Australia’s Rum Jungle

Alan Moorhead, in his 1952 Rum Jungle — a sort of casual ethnography or serious travelogue — explains the uses and attitudes towards alcohol in his native Australia:

[…] I took it for granted that for all social occasions, at any time of the day or night, beer was the drink. You did not take it with your meals, but before or afterwards and in considerable quantities. Beer was the solace of life and the white man’s true vision of bliss. You drank it, either at home in pint bottles, or standing up in a bar (from which all women were excluded) in thick glass pots. And since beer exercised so potent a spell and was so delectable in every way, it was only natural that all public houses should close at six in the evening and that the sale of all alcoholic liquor be prevented by law until nine o’clock the following morning. On Sunday the pubs were closed altogether. Had men been able to drink at leisure at any time of the day or night there was no saying what they would do; that was the underlying fear.

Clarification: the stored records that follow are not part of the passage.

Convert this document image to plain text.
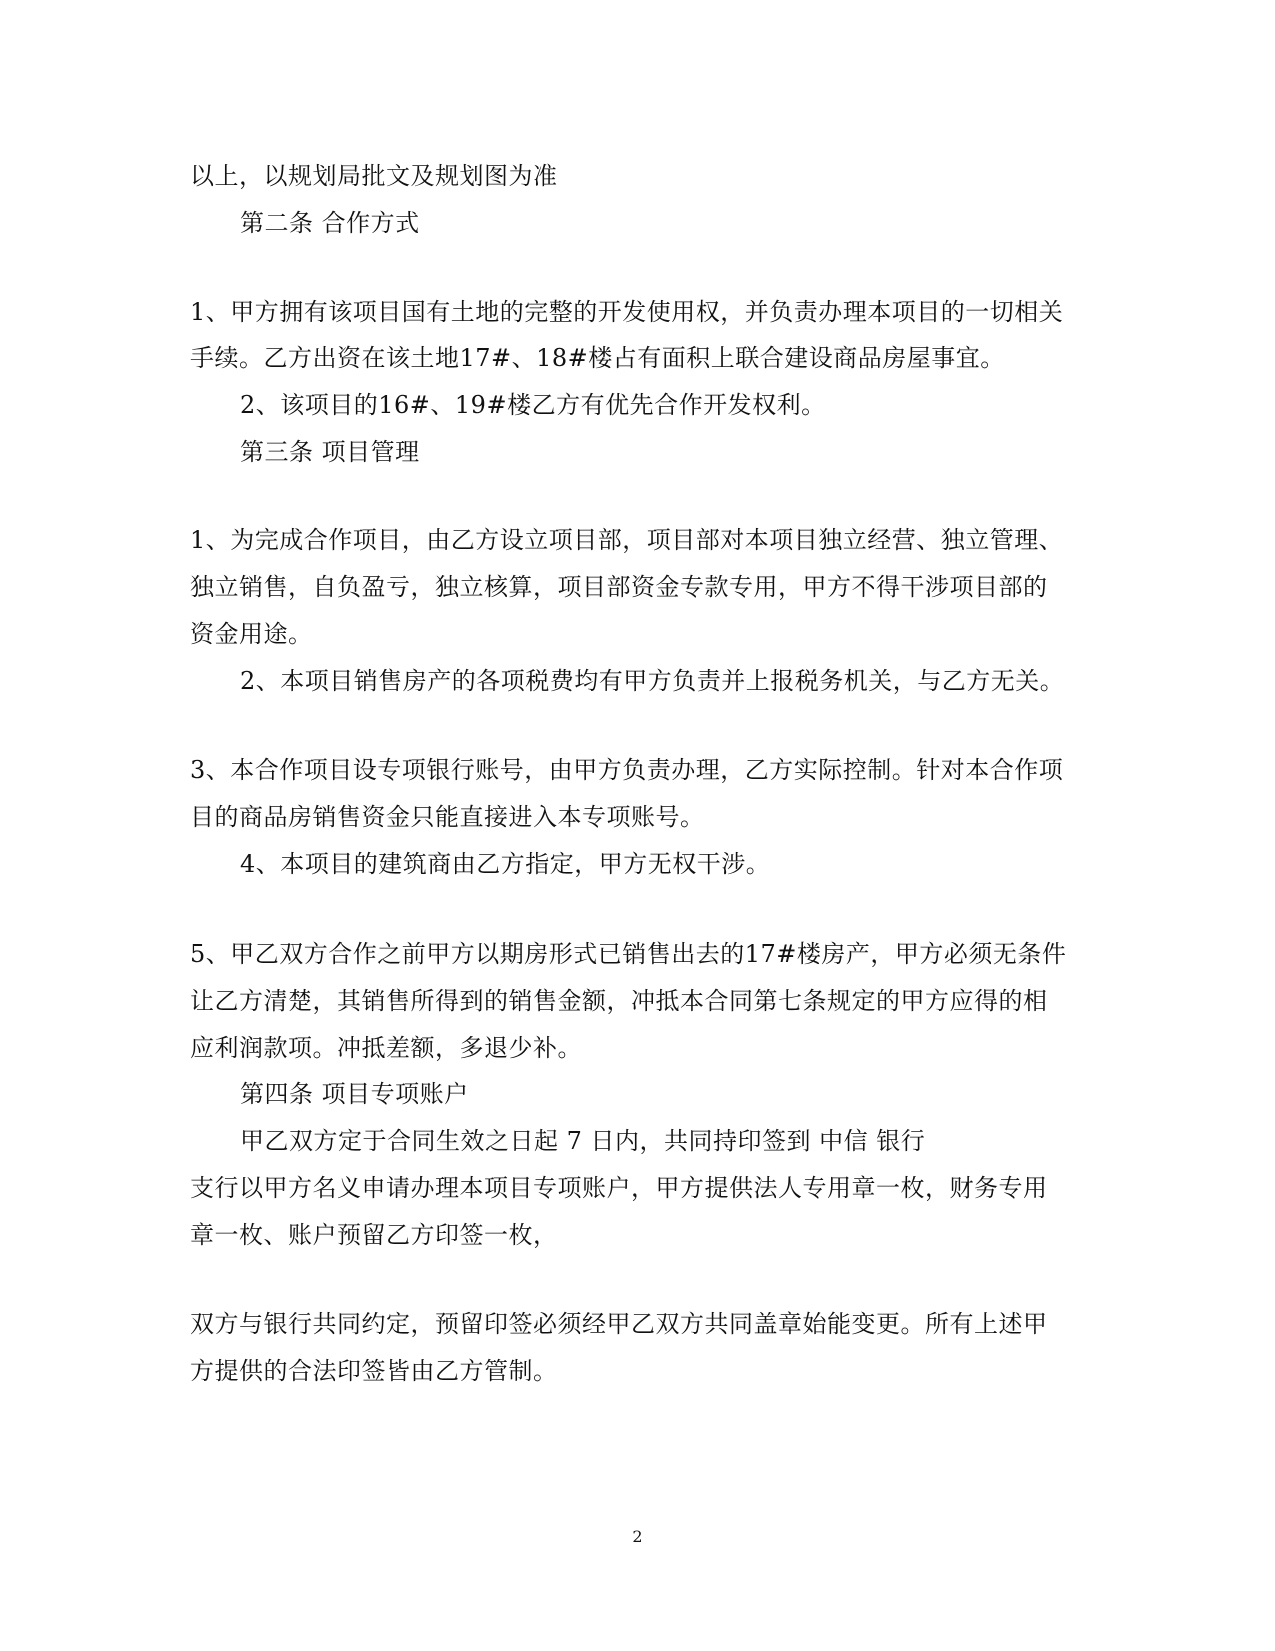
以上，以规划局批文及规划图为准
第二条 合作方式
1、甲方拥有该项目国有土地的完整的开发使用权，并负责办理本项目的一切相关
手续。乙方出资在该土地17#、18#楼占有面积上联合建设商品房屋事宜。
2、该项目的16#、19#楼乙方有优先合作开发权利。
第三条 项目管理
1、为完成合作项目，由乙方设立项目部，项目部对本项目独立经营、独立管理、
独立销售，自负盈亏，独立核算，项目部资金专款专用，甲方不得干涉项目部的
资金用途。
2、本项目销售房产的各项税费均有甲方负责并上报税务机关，与乙方无关。
3、本合作项目设专项银行账号，由甲方负责办理，乙方实际控制。针对本合作项
目的商品房销售资金只能直接进入本专项账号。
4、本项目的建筑商由乙方指定，甲方无权干涉。
5、甲乙双方合作之前甲方以期房形式已销售出去的17#楼房产，甲方必须无条件
让乙方清楚，其销售所得到的销售金额，冲抵本合同第七条规定的甲方应得的相
应利润款项。冲抵差额，多退少补。
第四条 项目专项账户
甲乙双方定于合同生效之日起 7 日内，共同持印签到 中信 银行
支行以甲方名义申请办理本项目专项账户，甲方提供法人专用章一枚，财务专用
章一枚、账户预留乙方印签一枚，
双方与银行共同约定，预留印签必须经甲乙双方共同盖章始能变更。所有上述甲
方提供的合法印签皆由乙方管制。
2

I learned of the book from a mention in Bill Bryson’s In A Sunburned Country. It wasn’t as exciting a read as the title might suggest — the name comes from a region of northwest Australia where uranium had then recently been discovered and was being mined. Moorehead offers a rather unbelievable story for the cause of name, so I’ll pass on repeating it here.

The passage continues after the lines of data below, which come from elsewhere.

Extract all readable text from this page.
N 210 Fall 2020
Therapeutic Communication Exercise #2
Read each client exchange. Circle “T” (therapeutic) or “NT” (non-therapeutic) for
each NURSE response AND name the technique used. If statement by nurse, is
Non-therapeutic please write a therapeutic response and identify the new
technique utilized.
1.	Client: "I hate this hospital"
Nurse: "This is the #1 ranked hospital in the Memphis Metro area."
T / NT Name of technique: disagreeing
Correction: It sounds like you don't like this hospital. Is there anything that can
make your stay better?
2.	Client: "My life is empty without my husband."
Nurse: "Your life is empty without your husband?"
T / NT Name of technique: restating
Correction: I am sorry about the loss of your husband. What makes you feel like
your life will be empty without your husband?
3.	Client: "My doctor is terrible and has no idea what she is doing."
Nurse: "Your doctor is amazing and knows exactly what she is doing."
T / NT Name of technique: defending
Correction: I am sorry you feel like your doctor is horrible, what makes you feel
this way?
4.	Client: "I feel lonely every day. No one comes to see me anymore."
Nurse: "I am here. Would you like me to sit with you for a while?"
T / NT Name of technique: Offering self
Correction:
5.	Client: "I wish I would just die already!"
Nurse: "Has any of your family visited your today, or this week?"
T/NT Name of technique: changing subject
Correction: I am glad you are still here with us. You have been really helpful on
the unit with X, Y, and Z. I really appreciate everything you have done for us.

What I will note is his description of the US Army’s activities in the northern territories during World War II.

The Americans are remembered now for their extraordinary celerity. They went up into the Atherton Tablelands — the massif that rises from the coast behind Cairns — and built camps almost overnight. When they had no bitumen with which to make airfields they tool barrels of molasses from the sugar-cane factories and made runways out of that. With DDT they banished the mosquitoes (which have since returned), and they brought more life to Cairns and Townsville than the local people had seen in many a long day.

If nothing else, Moorehead’s work reveals how, in 1952, the risks of uranium and DDT were unknown and, instead, they represented progress and wealth.